Unless adjustments are made, this formula would leave the county's side short $6.4 million and the school’s side short $8.7 million in each year of the 5-year plan.

However, it is not only the difference in projected and actual residential assessments that may cost the county lost revenue. There is also a discrepancy in the projected and actual commercial assessment values. Despite spikes in residential assessments, commercial tax assessments grew more slowly than expected. That market experienced a 3 percent growth from 2012 to 2013, when 4 percent growth was forecasted. Though Deputy County Executive Chris Martino said this is better than surrounding jurisdictions, it is still not good, especially for tax revenue.

The Commonwealth of Virginia specifies that residential and commercial taxes cannot be bifurcated, meaning that one tax rate will need to apply to both. This is problematic for Virginia jurisdictions since the two are, at least this year, responding very differently to the local economy and growing two very different rates.

Working off a tax bill, rather than a tax rate, [as the county has done in recent years] favors keeping taxes low.

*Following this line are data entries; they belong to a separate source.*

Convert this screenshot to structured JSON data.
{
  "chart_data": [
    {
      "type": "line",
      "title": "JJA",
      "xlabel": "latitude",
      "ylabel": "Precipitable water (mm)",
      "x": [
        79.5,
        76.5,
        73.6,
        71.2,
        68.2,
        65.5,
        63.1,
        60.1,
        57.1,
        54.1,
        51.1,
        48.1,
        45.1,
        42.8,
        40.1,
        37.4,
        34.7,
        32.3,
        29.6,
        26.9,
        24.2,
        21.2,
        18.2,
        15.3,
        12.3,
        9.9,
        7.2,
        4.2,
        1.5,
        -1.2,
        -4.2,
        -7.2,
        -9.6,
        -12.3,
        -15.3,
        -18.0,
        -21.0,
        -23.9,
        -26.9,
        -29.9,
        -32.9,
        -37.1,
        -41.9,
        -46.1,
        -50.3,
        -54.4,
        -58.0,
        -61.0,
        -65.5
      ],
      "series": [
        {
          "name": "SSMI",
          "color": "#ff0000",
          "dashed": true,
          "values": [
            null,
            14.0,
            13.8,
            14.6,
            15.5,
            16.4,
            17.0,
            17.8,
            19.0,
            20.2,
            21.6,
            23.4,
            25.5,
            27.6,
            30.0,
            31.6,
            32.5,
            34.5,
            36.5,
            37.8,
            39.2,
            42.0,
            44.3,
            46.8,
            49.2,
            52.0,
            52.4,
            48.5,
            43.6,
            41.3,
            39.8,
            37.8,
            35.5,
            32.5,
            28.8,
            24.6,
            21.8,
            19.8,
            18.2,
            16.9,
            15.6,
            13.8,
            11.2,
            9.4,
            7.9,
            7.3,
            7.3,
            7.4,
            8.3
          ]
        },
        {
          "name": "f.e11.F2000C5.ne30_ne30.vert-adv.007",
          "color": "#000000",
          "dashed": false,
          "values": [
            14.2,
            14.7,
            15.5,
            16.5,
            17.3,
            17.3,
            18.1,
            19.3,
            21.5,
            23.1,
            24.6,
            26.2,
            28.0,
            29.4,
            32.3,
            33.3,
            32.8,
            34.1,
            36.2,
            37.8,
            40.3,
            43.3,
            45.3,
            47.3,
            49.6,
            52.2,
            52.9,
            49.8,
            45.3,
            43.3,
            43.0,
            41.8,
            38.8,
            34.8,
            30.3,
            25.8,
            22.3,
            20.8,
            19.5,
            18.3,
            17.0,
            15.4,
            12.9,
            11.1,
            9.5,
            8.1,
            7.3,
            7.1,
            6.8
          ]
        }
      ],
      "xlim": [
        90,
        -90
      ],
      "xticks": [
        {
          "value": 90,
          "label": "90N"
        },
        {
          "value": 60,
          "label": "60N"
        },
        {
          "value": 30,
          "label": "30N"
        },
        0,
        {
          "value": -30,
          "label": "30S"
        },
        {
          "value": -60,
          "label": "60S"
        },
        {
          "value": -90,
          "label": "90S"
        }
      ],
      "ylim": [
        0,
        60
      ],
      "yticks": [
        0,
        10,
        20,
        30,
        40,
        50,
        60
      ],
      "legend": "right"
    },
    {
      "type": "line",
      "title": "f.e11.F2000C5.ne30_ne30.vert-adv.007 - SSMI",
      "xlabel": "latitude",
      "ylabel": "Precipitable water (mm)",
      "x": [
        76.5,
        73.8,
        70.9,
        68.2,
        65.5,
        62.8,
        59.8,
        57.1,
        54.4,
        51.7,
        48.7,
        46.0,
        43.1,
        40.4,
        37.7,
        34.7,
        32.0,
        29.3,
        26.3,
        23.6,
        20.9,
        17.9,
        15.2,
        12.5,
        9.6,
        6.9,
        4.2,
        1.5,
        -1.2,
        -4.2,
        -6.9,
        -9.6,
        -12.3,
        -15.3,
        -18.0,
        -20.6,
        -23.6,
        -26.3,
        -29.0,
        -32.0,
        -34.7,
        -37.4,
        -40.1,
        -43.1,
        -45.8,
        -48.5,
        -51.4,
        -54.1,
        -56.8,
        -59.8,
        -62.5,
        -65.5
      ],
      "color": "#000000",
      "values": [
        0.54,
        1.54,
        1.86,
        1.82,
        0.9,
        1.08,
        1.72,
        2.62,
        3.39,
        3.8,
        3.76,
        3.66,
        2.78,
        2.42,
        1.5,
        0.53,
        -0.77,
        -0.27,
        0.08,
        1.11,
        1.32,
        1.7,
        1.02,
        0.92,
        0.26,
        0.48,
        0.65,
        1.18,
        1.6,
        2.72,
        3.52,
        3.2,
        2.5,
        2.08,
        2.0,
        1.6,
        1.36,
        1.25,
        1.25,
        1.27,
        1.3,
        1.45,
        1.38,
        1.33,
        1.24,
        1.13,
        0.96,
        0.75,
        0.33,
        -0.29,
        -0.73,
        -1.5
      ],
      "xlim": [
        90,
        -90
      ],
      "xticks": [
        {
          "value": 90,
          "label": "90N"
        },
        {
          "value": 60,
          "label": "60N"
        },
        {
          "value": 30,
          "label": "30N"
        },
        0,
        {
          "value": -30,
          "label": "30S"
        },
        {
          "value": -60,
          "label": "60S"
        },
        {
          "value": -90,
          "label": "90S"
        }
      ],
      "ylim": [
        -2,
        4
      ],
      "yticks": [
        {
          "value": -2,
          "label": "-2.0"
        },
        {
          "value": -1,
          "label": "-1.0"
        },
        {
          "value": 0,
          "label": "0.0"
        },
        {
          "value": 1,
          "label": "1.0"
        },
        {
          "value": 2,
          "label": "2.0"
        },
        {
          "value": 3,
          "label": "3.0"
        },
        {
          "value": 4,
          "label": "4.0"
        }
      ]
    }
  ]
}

However, it leaves the county with less revenue to work with, since the 2.5 percent adjusts the tax rate all the way down to $1.126 from last year’s $1.181.

Deputy County Executive Chris Martino said to negate the shortfall, the county could instead set the tax rate at $1.157 per $100 of assessed value. However, that would be a 5.5 percent increase over last year’s tax bill which, though lower than the 7.5 assessment growth for residential, would likely come as an unwelcome shock to homeowners. Moreover, setting that rate would most definitely be a burden on county businesses, since the tax rate would rise beyond their assessed growth.

County Supervisors, especially Marty Nohe (R) of the Coles District, pointed out that the increased home value assessments are very positive for residents; they should not look at it as all “doom and gloom,” even if it makes their job more “challenging” in setting a budget.

“This is a good thing. Our community got hit harder than any in the region when the housing boom collapsed, and we are recovering faster than we expected,” Nohe said.

Gainesville Supervisor Pete Candland (R) said in light of this news, the supervisors should reevaluate some of its spending habits, noting the supervisors spent $15 million in the past few weeks that was not on the budget but consisted of carryover funds. He noted that the amount spent could have made up for the projected shortfall.

Some of that $15 million was spent on new sports fields and burying power lines along Route 1 to match revitalization efforts.

Other revenue drivers for the county, sales tax and personal property taxes, are also coming in lower than expected. Sales tax means that purchasing is down, which is bad news. However, Martino said that people are actually buying more new cars, which is good news for the economy, if not for the value of used cars.

Meanwhile, this comes at a time when the Board hoped to help their counterparts on the School Board begin lowering tax sizes by hiring new teachers. Chairman Milt Johns has already told his Board to expect it to be a tight year.

Supervisors said they wished they had been told earlier, but Martino said economic factors, such as the government shut down, occurring in the last quarter of the year, came as a game changer for the local economy.